Ces ressources supplémentaires ont à la fois permis une augmentation du nombre de décisions rendues - lesquelles s'établissent au niveau record de 66 464 en 2019 - ainsi qu'un déstockage important des affaires pendantes , ramenées en dessous de 30 000 en 2019, contre 36 868 fin 2018.

Le délai moyen de jugement poursuit cependant sa hausse en 2019 pour les procédures ordinaires (+1 mois et 16 jours) . D'après le responsable de programme, le renforcement des moyens de la CNDA amorcé en 2018 commence néanmoins à prouver ses effets, puisque le délai prévisible moyen de jugement a nettement diminué fin 2019, à 5 mois et 9 jours, le rapprochant ainsi de l'objectif légal. Par ailleurs, le délai moyen constaté des procédures accélérées atteint 17 semaines en 2019, et diminue ainsi légèrement . Il reste néanmoins très supérieur à celui de 2017 (13 semaines) et à l'objectif prévu de 5 semaines.

2. Une légère diminution des délais de jugement pour les autres juridictions administratives

Les trois niveaux de juridiction (tribunaux administratifs, cours administratives d'appel, Conseil d'État) ont respecté leurs objectifs respectifs de délai moyen de jugement, principal indicateur de performance du programme 165. Avec 10 mois et 26 jours pour les cours administratives d'appel et 9 mois et 20 jours pour les tribunaux administratifs, le délai moyen constaté en 2019 est bien inférieur aux cibles respectives de 10 mois et 8 jours et 10 mois.
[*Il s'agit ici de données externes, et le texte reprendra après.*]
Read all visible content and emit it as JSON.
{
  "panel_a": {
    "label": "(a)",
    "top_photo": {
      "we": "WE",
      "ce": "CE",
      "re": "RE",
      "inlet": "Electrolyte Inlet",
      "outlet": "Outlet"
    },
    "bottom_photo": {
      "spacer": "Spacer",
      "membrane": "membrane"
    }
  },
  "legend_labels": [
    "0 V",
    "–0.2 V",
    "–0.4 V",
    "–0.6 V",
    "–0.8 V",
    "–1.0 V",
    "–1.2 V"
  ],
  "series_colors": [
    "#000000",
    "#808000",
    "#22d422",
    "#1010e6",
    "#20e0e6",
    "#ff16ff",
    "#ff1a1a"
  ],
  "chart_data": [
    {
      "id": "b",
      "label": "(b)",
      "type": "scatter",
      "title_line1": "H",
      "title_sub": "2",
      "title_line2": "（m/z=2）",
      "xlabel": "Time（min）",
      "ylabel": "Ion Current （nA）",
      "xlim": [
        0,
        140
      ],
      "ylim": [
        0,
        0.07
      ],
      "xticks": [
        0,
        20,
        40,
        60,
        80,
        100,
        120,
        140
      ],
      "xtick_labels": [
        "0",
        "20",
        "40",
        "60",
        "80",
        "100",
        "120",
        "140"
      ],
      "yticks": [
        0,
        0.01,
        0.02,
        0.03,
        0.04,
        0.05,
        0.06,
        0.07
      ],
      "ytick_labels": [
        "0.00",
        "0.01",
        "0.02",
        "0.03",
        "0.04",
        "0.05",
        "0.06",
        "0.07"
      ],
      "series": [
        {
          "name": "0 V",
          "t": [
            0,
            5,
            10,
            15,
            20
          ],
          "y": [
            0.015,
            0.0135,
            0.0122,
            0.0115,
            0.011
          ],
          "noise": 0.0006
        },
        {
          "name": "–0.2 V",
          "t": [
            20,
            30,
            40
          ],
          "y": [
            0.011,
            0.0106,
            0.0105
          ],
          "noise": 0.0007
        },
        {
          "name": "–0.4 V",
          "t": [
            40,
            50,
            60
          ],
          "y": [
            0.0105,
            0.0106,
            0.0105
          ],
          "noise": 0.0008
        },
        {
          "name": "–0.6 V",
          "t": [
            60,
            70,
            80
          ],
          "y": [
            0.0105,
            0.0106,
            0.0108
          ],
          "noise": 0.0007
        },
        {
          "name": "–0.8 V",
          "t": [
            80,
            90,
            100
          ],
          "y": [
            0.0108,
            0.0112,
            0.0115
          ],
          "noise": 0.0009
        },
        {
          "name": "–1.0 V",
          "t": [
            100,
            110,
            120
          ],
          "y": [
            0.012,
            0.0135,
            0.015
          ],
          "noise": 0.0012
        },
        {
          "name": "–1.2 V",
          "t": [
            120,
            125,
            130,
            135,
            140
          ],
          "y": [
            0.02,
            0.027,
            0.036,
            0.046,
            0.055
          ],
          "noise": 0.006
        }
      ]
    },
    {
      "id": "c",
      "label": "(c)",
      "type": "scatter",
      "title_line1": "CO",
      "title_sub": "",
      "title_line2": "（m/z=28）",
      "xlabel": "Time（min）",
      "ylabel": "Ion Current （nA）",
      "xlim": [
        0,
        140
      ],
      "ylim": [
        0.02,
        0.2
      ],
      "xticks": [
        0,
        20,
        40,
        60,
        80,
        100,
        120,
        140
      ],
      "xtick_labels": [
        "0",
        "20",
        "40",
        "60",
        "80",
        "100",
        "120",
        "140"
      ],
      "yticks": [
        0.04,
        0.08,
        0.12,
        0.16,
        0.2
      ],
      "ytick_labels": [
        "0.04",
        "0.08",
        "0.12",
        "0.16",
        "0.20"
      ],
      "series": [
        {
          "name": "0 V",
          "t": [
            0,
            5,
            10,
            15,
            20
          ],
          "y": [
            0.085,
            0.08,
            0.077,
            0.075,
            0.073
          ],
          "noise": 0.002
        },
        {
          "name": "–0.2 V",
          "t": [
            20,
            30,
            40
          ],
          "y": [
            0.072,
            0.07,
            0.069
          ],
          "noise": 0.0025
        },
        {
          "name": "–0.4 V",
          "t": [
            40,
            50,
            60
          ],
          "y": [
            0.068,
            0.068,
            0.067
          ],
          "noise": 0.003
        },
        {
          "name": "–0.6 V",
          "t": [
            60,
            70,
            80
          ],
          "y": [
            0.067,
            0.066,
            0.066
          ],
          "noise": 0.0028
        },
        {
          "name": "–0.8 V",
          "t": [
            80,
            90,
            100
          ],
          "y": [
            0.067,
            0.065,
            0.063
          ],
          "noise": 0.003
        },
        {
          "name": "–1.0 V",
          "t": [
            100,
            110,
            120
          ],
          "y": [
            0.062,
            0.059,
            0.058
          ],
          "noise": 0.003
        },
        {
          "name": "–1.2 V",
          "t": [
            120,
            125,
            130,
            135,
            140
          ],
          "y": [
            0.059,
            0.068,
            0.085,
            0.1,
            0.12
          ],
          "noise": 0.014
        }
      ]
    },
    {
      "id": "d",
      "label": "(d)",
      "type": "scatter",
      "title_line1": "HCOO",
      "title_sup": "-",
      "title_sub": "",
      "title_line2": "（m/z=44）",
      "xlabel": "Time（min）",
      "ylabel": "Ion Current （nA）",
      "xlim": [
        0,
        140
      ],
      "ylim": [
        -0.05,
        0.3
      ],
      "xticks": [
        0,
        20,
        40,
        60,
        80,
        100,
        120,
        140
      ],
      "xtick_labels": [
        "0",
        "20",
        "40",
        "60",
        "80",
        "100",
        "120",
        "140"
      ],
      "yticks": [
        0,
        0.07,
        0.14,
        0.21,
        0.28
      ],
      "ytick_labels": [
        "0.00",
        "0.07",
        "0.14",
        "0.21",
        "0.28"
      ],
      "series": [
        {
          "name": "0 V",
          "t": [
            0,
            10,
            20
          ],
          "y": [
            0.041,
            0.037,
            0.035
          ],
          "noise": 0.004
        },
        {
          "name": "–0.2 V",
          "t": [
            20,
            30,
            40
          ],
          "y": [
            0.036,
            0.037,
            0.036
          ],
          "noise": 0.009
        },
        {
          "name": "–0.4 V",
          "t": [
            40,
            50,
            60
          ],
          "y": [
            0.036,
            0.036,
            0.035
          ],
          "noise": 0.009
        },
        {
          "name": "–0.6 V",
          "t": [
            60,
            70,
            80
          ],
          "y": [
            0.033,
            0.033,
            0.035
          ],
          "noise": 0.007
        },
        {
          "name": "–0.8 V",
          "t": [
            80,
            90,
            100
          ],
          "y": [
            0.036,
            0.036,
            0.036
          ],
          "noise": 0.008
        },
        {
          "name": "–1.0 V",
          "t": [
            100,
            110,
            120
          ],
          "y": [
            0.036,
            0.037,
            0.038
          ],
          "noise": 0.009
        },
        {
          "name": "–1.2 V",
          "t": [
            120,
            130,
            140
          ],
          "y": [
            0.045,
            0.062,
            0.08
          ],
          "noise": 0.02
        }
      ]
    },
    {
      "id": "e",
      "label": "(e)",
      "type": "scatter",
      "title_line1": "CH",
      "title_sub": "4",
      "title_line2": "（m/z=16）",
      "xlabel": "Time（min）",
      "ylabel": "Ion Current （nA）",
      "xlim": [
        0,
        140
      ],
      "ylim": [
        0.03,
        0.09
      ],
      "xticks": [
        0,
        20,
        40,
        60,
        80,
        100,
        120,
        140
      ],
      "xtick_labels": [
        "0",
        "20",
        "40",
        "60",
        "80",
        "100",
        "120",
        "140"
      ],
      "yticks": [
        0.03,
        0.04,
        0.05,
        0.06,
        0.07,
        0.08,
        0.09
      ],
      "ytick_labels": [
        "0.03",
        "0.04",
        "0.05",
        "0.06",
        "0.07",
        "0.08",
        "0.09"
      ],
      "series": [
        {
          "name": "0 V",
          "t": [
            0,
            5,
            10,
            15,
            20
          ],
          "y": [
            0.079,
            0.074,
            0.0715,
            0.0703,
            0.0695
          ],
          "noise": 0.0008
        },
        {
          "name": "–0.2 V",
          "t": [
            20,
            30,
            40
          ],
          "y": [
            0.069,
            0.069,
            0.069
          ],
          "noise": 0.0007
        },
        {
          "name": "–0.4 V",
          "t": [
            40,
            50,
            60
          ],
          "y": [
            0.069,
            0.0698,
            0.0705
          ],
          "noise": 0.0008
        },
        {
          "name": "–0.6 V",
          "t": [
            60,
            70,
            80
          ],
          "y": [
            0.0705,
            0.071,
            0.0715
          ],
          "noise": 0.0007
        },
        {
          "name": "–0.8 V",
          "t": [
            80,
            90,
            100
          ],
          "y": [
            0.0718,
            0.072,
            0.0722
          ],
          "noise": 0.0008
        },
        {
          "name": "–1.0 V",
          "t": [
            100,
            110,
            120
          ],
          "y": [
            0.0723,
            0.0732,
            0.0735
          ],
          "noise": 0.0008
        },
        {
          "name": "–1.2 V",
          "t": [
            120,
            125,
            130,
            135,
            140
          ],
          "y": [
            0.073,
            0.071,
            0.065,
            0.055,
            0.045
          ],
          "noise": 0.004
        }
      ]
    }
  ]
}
Le délai moyen devant le Conseil d'État , à 7 mois et 20 jours est aussi très inférieur à la cible - 9 mois - mais cette dernière aurait pu être ramenée à 8 mois, comme c'était le cas avant le PLF 2017, puisqu'en pratique, le délai exécuté n'a dépassé qu'une fois les 9 mois au cours des cinq dernières années (en 2015).

Les délais de jugement ont également diminué entre 2018 et 2019 , de près d'un mois en première instance, de 10 jours en appel, et de 7 jours devant le Conseil d'État, alors que les affaires entrantes avaient progressé ces dernières années (+ 8 % en 2018 et + 8,6 % en 2019).

Il faut souligner que cette augmentation du contentieux s'était accompagnée de l'ouverture de 10 postes en 2019 pour l'ensemble des juridictions . Si ces créations d'emplois étaient bien moindres que les 122 prévues pour la CNDA, il semble qu'elles aient permis aux juridictions administratives d'atteindre une capacité de jugement suffisante pour maîtriser leurs délais de traitement de requêtes ainsi que le stock des affaires pendantes . L'indicateur relatif au stock d'affaires anciennes rend ainsi compte d'une diminution entre 2018 et 2019 de la part du nombre d'affaires de plus de deux ans, hormis pour les tribunaux administratifs, pour lesquels cette part demeure malgré tout proche du niveau constaté en 2018 (7,1 % contre 6,9 %) et inférieur à la cible (7,5 %).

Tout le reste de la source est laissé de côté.